Democrats Who Voted to Roll Back Banking Regulations Took Lots of Money From Banks
The House of Representatives voted on Tuesday to roll back parts of the 2010 Dodd-Frank financial regulations implemented in the wake of the recession. The bill—which whittles down consumer protections—passed 258-159, with help from 33 Democrats, before President Trump signed the bill on Thursday.
Perhaps not shockingly, many of the Democrats who voted for the bill that will benefit banks both large and small received considerable campaign donations from the financial sector. According to an analysis by campaign finance reporter Donny Shaw, Senate Democrats, 16 of whom voted for their own version of the bill, on average received more than four times as much money from commercial banks than Democrats who voted against the bill.
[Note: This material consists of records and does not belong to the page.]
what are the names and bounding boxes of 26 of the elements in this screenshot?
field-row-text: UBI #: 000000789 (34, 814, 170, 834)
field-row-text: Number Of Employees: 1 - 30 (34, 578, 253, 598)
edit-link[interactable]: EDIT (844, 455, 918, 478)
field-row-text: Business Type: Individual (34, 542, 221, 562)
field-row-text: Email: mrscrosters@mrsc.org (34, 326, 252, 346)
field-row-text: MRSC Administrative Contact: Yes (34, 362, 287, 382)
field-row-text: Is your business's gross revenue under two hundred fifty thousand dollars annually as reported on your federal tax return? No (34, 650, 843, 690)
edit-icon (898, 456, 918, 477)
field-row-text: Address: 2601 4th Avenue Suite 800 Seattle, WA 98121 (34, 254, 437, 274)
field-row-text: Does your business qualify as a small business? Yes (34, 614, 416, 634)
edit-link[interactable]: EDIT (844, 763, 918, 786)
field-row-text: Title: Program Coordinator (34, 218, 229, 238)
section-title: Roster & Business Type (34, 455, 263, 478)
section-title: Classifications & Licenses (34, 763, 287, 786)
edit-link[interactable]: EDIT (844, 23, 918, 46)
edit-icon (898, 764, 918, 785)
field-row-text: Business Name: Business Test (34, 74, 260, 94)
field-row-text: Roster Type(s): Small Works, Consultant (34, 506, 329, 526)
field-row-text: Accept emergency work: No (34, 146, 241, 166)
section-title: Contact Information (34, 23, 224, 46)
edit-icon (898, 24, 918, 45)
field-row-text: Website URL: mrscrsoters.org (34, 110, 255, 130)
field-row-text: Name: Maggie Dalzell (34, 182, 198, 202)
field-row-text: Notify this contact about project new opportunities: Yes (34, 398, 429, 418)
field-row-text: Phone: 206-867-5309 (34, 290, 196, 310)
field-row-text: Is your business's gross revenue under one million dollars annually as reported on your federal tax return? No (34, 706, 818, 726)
That trend also carried for the House Democrats who backed the bank deregulation bill on Tuesday, as Shaw writes:
According to my analysis of campaign contributions in the current election cycle, Democrats in the House that voted for the bill received, on average, a little more than $20,200 from the commercial banking industry. The Democrats that voted against it received just about $7,200 from the industry, on average.
Two House Democrats stand out for having taken especially large sums from the banks this cycle — Krysten Sinema ($115,472) and David Scott ($70,750) — and both voted for the bill.
Sinema has received donations from PACs of banks that will be deregulated under the bill and trade groups that lobby for them, including the Mortgage Bankers Association ($15,000), Synchrony Financial ($10,000), American Bankers Association ($10,000), and Consumer Banker Association ($7,500). David Scott has also received contributions from banks that will benefit, including Credit Suisse ($10,000), Regions Financial ($10,000), SunTrust Banks ($10,000), UBS ($7,500), Barclays ($5,500), and more.
All told, Sinema received more than $1 million from donors in the financial sector during the 2016 election cycle. Last month, she also voted to weaken the Volcker Rule, which prohibited banks from making speculative investments using their customers’ money. (Splinter has reached out to Sinema’s office for comment. We’ll update this post if we hear back.) Democrats who supported this spring’s slate of bank deregulation bills have argued that they will provide relief to smaller “community banks,” while keeping regulations on larger Wall Street banks in place—claims have not held up very well under scrutiny.
On the flip side, some House Democrats who received significant donations from the financial sector voted against the bill. New York Representative Carolyn Maloney, who represents parts of Manhattan and Queens in Congress, received $46,900 from the commercial banking industry this election cycle. She voted against the bill on Tuesday—a decision perhaps influenced by the fact that she is facing a competitive primary challenge from Suraj Patel.
As long as Citizens United remains the law of the land—and until Democratic voters successfully scare their representatives into shifting further left—this is exactly the type of governance we can expect.